Home for high-school junior Troy Delgado is a house in a tiny outpost called Arlington, about 13 miles west of Buckeye, where there are three power plants and the historic Gillespie Dam Bridge.

Delgado’s previous homes have included a back yard, a homeless shelter and the streets.

Delgado, a Buckeye High School three-sport athlete, no longer worries about where his next meal is coming, where he’s going to lay his head at night, how he is going to get to school, or what his future holds.

Now when he puts on the No. 69 football jersey worn two years ago by Yancey Vanosdell, his big-brother-like mentor, the 5-foot-11, 265-pound junior center knows where he’s going.

“I tell my adopted parents, ‘When I graduate, you won’t see me for two years, because when I come back I’m coming back with a piece of paper and you’re just going to smile’,” Delgado said. “I’m going to come back, graduated, certified with something. I’m going to be grinding for something and someone is going to appreciate me.”

‘Always had a smile on his face’

Last May, Thomas and Michele Vanosdell said they were awarded legal custody of Delgado. They took him out of a group home and provided stability, a sense of family and a place that would nurture his passion for life.

Thomas, who works at a power plant in Arlington, was Delgado’s freshman football coach at Buckeye more than two years ago. Yancey, a 2016 graduate, who is now on a football scholarship at an NAIA school in Kansas, took Delgado under his wing.

“My father raised me not to complain about anything that happened in life, to endure and be yourself,” said Yancey, a 6-foot, 300-pound lineman. “That’s what Troy was. You could talk to him every day and you wouldn’t know what his situation was at home. He never complained, always had a smile on his face. We didn’t know the extent of his situation until my father heard it from a coach.

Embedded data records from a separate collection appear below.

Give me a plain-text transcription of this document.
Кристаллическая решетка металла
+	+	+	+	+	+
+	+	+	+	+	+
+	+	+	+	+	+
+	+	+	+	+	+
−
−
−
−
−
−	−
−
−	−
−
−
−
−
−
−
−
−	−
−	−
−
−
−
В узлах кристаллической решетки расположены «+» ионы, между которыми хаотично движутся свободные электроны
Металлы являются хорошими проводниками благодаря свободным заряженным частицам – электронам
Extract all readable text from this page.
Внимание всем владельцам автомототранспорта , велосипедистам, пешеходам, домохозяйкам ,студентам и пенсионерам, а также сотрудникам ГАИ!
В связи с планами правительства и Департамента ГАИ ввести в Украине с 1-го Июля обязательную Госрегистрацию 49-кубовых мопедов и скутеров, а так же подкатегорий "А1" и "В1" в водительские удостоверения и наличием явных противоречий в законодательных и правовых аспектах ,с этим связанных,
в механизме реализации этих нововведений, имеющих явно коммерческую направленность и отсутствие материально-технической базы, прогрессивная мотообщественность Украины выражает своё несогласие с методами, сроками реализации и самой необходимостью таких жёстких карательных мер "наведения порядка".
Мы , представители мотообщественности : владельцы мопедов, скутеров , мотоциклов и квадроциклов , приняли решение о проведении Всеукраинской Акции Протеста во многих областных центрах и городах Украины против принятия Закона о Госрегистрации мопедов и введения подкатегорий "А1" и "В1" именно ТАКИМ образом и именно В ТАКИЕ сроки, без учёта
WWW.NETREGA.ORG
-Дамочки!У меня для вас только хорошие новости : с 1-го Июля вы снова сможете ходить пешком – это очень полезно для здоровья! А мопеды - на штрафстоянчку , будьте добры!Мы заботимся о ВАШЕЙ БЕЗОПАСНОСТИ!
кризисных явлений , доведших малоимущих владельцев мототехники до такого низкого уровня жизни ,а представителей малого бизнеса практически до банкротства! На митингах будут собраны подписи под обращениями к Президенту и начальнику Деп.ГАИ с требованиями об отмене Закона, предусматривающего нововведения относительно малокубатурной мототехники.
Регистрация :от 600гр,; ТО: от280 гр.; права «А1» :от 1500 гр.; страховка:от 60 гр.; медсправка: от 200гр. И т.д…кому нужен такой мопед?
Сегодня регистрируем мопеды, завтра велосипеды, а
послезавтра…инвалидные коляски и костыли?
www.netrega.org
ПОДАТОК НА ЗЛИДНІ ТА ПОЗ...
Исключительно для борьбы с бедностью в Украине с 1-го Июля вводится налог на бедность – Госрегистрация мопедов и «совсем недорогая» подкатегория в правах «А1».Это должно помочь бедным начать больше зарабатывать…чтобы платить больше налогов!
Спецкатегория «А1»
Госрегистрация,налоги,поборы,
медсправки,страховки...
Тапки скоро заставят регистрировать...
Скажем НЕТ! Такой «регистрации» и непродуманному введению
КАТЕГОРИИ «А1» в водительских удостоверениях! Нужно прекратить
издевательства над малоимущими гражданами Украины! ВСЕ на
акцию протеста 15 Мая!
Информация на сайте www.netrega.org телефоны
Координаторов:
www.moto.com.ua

“I went up and asked, ‘Are you OK?’ He said he was fine. He was never a poor-me type of person. That’s what my dad loved about him. He loved Troy’s work ethic. Always wanting to learn. That is what influenced our decision to bring him in.”

Delgado’s optimism never wavered, not even when he was shuffling from family to family in the seventh grade. Not even when he was living on the streets and when he was sleeping in his dad’s friend’s back yard. Not even when he was living in a homeless shelter. Not even when his father was incarcerated at the end of his freshman year. Not even when he would go a couple of days without food. Not even when he was placed in a group home by the Department of Child Safety his sophomore year. Not even when he would have to get up at 5:30 each morning to get to school and then wait at night for a taxi outside the school to get him back.

“He has overcome some of the difficulties of the world that sometimes gets pressed on some kids and families, especially with economic times as they are,” said Buckeye head football coach Kelley Moore, who waited with Delgado for those cabs.

“He never uses those things as excuses to lose, but reasons to win,” Moore said. “Everyone who is around him is better.”